I think that's how AI will be used in drug discovery; it will become part of what we do and very normal. That will come through seamless integration, especially between the wet lab and the dry lab in silico; that's where the real value will be created.

SW: Is there anything else that you’d like to highlight?

RP: This is such a fast-moving field, so the best thing that you can do is to be agile and adaptable. I think having a vision for the future is great, but I'm not entirely sure how we get there. Therefore, as this evolves quickly, how do we set ourselves up for success to be agile and not constrain the power of AI, especially in early research? How do we free the AI to be able to impact discovery? How do we apply the appropriate risk and framework to some areas, such as patient-facing AI where it naturally needs to be more regulated? But also, how do we free it in other areas to be able to maximize its potential? The danger is applying blanket restrictions on everything that will limit innovation.
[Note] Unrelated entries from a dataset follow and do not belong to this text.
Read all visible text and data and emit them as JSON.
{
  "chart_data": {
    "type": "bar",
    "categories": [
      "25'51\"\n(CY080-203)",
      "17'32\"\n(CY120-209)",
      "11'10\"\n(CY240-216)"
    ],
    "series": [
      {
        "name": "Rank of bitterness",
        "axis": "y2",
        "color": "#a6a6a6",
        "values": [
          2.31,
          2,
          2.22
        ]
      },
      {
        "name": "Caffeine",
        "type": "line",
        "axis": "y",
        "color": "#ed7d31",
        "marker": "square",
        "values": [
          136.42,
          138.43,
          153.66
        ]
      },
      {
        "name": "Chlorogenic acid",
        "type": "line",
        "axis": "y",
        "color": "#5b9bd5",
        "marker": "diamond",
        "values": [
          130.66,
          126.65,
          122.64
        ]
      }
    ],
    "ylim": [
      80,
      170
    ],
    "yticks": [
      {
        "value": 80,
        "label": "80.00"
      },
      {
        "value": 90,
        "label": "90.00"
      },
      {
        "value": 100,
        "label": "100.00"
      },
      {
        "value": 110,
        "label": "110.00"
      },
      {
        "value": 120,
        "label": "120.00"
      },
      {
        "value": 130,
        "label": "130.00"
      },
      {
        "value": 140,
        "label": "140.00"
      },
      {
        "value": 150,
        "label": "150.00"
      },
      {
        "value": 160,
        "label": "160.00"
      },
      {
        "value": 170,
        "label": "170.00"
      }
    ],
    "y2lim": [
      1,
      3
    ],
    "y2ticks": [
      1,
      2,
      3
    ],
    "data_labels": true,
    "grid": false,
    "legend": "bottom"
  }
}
Additionally, collaboration is key. As it's moving so fast, it’s important to collaborate to understand where it's making a difference but also to share risk and reward.

Dr. Roger Palframan was speaking to Dr. Sarah Whelan, Science Writer for Technology Networks.

About the interviewee:

Roger Palframan is the head of US Research at UCB, where he has led the development of the company’s gene therapy research platform and is responsible for developing UCB’s US research capabilities. He holds a PhD in immunology from Imperial College London and was a Wellcome Trust Postdoctoral Fellow at Harvard Medical School.